Pietro Giannone - Istoria civile del regno di Napoli | Opere postume - 1753/55

GIANNONE PIETRO.  Istoria civile del regno di Napoli … Con accrescimento di note, riflessioni, medaglie, e molte correzioni, date e fatte dall’Autore, e che non si trovano nella prima edizione. Haya, a spese di Errigo-Alberto Gosse e Comp., 1753.

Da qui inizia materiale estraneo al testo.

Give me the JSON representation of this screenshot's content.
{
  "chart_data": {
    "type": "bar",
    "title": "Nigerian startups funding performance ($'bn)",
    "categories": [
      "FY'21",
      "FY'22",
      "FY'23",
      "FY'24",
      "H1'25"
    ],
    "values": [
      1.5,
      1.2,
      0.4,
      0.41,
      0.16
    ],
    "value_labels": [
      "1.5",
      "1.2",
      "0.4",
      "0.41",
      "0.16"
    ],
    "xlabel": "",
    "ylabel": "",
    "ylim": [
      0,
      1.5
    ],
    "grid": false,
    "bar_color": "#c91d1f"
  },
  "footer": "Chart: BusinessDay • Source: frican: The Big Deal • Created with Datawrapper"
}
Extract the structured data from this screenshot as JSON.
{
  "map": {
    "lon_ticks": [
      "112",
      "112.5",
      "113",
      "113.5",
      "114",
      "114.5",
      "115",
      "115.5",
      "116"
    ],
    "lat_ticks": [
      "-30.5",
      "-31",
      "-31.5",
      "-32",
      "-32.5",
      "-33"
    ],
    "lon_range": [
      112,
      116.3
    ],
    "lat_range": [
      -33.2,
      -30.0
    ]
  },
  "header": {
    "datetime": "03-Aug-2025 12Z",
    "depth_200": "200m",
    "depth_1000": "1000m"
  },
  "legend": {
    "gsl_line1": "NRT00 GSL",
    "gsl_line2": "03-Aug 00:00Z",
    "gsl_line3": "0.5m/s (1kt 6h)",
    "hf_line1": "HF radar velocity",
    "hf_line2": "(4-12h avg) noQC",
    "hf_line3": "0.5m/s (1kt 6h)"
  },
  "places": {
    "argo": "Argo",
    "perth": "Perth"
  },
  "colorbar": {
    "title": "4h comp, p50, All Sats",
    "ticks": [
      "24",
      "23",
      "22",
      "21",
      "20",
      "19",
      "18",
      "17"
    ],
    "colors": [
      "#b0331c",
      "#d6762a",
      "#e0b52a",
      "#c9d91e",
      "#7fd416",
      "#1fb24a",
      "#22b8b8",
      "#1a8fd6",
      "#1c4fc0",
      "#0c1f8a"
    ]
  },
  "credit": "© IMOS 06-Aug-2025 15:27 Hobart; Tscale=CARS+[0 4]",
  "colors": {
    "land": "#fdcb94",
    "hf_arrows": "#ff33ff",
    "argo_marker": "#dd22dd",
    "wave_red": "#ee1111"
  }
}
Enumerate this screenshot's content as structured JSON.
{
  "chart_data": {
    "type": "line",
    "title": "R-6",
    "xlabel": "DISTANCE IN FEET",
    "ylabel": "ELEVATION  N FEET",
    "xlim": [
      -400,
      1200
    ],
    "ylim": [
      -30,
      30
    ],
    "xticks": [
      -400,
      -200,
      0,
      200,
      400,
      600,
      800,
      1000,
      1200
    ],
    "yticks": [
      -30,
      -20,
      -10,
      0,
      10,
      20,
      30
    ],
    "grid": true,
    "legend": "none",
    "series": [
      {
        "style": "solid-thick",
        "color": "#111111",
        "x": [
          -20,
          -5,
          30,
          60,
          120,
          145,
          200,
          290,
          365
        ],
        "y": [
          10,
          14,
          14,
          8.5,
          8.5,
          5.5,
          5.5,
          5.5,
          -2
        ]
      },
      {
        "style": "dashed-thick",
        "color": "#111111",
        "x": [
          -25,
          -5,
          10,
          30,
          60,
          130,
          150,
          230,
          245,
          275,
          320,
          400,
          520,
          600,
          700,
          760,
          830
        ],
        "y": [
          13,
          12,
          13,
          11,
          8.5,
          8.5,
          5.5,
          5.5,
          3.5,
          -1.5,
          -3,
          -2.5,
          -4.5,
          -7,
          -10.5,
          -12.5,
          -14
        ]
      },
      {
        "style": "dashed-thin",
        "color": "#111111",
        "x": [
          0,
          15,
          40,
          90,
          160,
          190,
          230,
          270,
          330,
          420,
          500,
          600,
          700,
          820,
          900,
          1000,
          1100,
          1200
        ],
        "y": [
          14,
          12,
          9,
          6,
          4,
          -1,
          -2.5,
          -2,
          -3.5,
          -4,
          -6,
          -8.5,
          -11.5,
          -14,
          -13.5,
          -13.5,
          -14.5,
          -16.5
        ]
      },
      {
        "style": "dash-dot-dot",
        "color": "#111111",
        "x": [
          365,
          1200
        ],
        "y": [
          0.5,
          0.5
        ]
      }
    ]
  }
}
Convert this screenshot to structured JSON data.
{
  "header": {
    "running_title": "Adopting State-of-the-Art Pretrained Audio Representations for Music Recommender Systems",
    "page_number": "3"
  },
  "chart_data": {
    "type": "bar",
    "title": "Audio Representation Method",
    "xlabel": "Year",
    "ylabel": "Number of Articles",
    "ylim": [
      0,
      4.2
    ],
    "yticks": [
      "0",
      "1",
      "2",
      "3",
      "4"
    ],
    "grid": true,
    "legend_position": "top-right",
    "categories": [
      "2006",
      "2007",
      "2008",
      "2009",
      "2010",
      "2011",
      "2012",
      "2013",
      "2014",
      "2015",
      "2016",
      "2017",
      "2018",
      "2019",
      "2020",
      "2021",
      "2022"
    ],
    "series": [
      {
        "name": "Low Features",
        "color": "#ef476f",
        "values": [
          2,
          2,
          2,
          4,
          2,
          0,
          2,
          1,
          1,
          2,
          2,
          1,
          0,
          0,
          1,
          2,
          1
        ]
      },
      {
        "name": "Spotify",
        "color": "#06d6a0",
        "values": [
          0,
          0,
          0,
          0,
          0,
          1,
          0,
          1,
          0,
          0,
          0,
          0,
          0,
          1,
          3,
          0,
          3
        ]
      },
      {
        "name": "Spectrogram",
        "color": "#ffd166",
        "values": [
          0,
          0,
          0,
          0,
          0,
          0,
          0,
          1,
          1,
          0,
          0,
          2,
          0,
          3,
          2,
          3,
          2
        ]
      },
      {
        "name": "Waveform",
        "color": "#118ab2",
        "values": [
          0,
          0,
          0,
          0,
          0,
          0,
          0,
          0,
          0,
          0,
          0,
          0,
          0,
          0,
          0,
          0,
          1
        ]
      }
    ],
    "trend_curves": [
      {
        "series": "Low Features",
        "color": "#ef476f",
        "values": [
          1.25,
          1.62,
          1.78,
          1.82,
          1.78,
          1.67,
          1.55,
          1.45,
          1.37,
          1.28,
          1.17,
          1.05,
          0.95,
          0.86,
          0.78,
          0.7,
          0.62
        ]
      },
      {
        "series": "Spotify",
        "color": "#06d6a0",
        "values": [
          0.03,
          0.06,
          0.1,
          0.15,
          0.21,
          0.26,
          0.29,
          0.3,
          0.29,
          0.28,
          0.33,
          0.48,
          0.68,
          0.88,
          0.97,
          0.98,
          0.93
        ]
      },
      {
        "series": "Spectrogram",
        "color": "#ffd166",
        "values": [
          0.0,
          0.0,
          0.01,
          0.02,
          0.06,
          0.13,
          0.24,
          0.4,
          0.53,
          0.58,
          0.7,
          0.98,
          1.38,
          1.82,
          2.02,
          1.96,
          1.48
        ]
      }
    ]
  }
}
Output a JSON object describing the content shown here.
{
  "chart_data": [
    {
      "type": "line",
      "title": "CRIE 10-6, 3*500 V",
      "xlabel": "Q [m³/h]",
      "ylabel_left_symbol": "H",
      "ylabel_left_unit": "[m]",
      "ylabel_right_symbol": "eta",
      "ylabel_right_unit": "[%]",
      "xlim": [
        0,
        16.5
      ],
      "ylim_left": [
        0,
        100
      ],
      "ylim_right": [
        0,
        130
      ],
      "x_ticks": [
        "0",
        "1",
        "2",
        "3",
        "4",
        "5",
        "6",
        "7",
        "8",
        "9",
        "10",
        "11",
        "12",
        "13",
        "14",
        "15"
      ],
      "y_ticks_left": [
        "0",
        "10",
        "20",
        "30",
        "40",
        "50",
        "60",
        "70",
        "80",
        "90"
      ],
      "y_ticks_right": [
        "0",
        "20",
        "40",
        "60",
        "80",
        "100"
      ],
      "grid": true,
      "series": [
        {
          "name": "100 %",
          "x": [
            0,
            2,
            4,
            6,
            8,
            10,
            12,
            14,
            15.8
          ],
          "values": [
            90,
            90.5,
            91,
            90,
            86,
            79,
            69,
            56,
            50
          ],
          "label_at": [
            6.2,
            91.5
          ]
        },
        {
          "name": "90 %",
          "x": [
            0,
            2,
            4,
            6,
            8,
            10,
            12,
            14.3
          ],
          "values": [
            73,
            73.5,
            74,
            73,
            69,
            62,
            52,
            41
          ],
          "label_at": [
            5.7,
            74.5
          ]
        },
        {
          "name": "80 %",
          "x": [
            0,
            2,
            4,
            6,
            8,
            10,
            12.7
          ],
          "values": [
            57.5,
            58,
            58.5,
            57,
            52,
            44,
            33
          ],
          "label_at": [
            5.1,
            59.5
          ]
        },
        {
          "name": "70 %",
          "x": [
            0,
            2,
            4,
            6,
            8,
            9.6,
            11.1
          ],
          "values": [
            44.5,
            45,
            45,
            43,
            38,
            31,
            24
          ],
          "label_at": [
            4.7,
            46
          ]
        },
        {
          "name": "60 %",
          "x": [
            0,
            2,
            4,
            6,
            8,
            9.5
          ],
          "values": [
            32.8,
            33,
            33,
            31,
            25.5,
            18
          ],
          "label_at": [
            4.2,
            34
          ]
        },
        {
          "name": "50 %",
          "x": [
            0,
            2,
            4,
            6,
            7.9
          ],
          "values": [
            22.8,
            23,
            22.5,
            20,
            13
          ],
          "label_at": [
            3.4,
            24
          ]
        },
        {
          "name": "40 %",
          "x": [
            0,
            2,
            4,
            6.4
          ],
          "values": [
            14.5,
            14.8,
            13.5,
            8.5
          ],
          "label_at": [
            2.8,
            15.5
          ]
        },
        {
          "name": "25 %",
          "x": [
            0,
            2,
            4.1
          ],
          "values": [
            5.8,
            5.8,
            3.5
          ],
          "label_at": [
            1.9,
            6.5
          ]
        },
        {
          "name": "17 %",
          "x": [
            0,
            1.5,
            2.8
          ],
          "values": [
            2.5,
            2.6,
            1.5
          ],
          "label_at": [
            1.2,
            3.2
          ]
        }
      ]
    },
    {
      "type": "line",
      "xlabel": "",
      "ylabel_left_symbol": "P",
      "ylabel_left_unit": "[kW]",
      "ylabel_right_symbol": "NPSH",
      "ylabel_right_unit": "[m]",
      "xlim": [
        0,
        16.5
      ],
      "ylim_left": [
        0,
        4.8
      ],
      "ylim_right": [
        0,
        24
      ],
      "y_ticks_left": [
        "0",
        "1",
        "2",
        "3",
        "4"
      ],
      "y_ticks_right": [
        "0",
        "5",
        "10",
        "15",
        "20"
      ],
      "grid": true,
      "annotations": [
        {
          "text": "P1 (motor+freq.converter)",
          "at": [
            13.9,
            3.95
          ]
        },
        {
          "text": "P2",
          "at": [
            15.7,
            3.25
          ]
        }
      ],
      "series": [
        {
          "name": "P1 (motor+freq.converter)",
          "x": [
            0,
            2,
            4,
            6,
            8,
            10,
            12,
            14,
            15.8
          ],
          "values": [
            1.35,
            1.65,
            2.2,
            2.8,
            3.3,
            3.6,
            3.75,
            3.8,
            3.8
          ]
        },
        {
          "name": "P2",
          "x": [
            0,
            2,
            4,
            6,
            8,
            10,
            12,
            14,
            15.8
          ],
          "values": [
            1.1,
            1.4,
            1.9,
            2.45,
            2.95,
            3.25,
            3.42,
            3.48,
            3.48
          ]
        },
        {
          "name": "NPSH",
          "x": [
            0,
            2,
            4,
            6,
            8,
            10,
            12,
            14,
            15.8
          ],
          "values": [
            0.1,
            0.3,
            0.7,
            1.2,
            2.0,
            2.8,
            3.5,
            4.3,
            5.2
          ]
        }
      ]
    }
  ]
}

Pp. xxxii, 524; viii, 573 (1) + 1 c.b.; viii, 564; xii, 560.Segue: GIANNONE PIETRO. Opere postume … in difesa della sua storia civile del regno di Napoli. Con in fine la di lui Professione di fede. Palmyra (Lucca ?), all’Insegna della Verità, 1755. Pp. xii, 303 (1); 84 (46). Cinque volumi di cm. 24,5. Ritratto di Giannone all’antiporta del primo volume, ritratto della dedicataria Fiorenza Ravagnini Vendramin nelle Opere postume, una tavola f.t. di medaglioni. Frontespizi in rosso e nero, graziosi capilettera e alcune belle testatine xilografiche. Legatura coeva in piena perg. rigida con titoli in oro su tass. al dorso; tagli spruzzati. Mancanze marginali ai tasselli, piccoli segni del tempo alle legature, lievi e naturali fioriture dovute alla qualità della carta, macchiette sparse. Esemplare nel complesso in buono stato di conservazione, genuino e marginoso. 1) Pietro Giannone (1676-1748), nativo di Ischitella di Puglia, impiegò circa venti anni di studio e ricerca per compilare e dare alla luce questo imponente lavoro dedicato alla storia del regno di Napoli. L’opera ebbe grandissima circolazione, ma creò scandalo nelle gerarchie ecclesiastiche romane tanto da essere messa all’Indice e condannata al rogo. Giannone infatti dimostrò storiograficamente l’origine storica del papato e la genesi terrena (e assai poco divina) dei poteri arrogatisi da questo nel regno di Napoli. L’A. stesso fu perseguitato, costretto a espatriare e infine incarcerato a vita. Seconda edizione, aumentata e corretta rispetto alla rarissima prima, pubblicata nel 1723 e andata distrutta per le sopraccitate vicende. 2) Prima edizione delle opere postume del Giannone contenente l’Apologia dell’Istoria civile di Napoli e la Professione di fede dedicata al gesuita Giuseppe Sanfelice, spesso mancante. Così Brunet (II, 1584): “La profession de foi de l’auteur ne se trouve pas dans tous les exemplaires de l’edition de 1755, publiée sous l'indication de Palmyra”. Raro, soprattutto da trovarsi completo di tutte le parti presenti nel nostro esemplare. Questa fu definita la “migliore edizione” da Benedetto Croce. Cfr. anche Iccu; Graesse, III, 79; Lozzi, 2965.